Standing in a spacious, modern church building, listening to a large youth choir sing a song about Jesus, their voices and guitars amplified by an impressive sound system, it’s difficult to remember that we are visiting the largest Muslim nation in the world.
There is no fear in the faces of the people filling the seats and overflowing into the outer lobby area. They seem genuinely excited to be worshipping in “God’s House.”
When my friends back in Colorado Springs heard I would be traveling to Indonesia, they warned me to be careful. Some even tried to convince me not to go. Besides being on the other side of the planet, the collection of islands has a reputation for being hostile toward Christians.
While that is the case in many parts of Indonesia, in the city of Manado, on the island of Sulawesi, Christians are actually the majority.

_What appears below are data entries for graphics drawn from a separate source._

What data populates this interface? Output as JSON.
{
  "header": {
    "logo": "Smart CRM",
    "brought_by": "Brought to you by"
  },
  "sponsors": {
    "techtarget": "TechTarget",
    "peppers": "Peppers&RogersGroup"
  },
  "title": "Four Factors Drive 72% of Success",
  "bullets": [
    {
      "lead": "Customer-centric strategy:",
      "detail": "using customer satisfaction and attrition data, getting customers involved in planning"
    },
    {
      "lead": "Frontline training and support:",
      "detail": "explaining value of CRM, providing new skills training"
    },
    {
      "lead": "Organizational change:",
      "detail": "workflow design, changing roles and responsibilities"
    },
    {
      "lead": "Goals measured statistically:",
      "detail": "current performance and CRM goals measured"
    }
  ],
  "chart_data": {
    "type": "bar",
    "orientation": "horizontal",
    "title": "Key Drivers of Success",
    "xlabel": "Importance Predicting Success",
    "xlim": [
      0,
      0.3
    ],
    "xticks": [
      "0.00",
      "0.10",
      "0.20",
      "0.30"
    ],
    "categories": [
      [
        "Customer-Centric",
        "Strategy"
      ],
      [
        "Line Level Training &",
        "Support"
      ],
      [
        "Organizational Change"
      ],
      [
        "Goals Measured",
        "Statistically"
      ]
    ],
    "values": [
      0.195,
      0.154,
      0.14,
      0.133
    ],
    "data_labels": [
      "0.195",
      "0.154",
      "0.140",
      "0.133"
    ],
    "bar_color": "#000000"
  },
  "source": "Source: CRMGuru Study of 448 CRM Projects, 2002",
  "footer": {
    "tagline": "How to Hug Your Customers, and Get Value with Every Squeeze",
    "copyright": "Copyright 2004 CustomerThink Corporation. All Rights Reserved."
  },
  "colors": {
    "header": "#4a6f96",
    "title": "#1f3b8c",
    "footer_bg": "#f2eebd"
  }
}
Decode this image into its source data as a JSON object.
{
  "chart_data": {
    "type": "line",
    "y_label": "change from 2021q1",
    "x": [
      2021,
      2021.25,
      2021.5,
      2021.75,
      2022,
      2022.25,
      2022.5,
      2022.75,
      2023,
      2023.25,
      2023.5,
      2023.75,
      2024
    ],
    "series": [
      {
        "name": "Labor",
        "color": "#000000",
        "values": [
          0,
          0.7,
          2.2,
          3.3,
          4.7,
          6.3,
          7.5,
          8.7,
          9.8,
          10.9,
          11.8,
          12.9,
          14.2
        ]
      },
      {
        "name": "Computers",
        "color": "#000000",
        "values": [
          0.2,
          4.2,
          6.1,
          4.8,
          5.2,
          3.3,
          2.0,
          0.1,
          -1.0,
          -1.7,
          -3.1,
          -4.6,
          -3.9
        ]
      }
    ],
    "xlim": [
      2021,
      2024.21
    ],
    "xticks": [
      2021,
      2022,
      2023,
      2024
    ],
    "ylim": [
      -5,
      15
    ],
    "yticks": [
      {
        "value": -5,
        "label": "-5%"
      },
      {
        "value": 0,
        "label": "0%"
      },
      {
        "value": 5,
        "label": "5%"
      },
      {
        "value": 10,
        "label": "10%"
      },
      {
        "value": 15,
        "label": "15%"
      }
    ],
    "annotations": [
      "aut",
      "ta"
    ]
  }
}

And they seem strangely at ease living in an Islamic nation.
When Arab traders arrived in the beautiful islands of the South Pacific in the 8th century, they not only came seeking spices (and sadly, sometimes slaves), but bearing a new religion: the teachings of a man named Mohammed and the book he reportedly received from the angel Gabriel – the Qur’an.
Seven centuries later, Islam had spread and put down deep roots. Rulers throughout the islands began to adopt the religion and by the 17th century, the islands comprising what is now known as Indonesia were almost entirely Islamic.
Today, Indonesia is not only the world’s largest island nation, but it boasts the largest Muslim population in the world. More than 200 million Muslims (nearly 90% of the total population) follow Islam.
As evidenced in Manado, the Church is alive and well in this nation. But in some parts of the islands, tolerance is harder to come by. Being a Christian in places like Jakarta or the province of Aceh (ruled by Sharia law) can come with a heavy price. Church buildings have been burned, bombed, and vandalized. Christians have been attacked and faced intense discrimination.
Whether it’s for evangelism and discipleship, or for the opportunity to hear the message of salvation, the minority Christian population and the majority Muslim population of Indonesia need God’s Word. But right now, all they have is an old translation that doesn’t use modern Indonesian.
The Bible was first translated into Indonesian in 1629. The translation most commonly used today is the Terjemahan Baru, which was finished in 1985. In the 31 years since it was completed, the Indonesia language (like all living languages) has changed dramatically. That’s why Biblica is undertaking a new translation.
Launched in 2016, when this translation is completed, Indonesians will have a Bible that subscribes to the same rigorous standards as the English New International Version. It will be accurate to the original Greek and Hebrew texts, but also be readable, using contemporary Indonesian to share God’s truth.
After the youth choir finishes their energetic song, the pastor steps up to the podium and begins to teach from God’s Word. Do the young people understand what’s being taught? Or does the Bible the pastor is reading from have the hollow ring of a version their parents or grandparents might be clinging to? Does it communicate to them in their language?
My prayer is that they will soon have a Bible they can understand.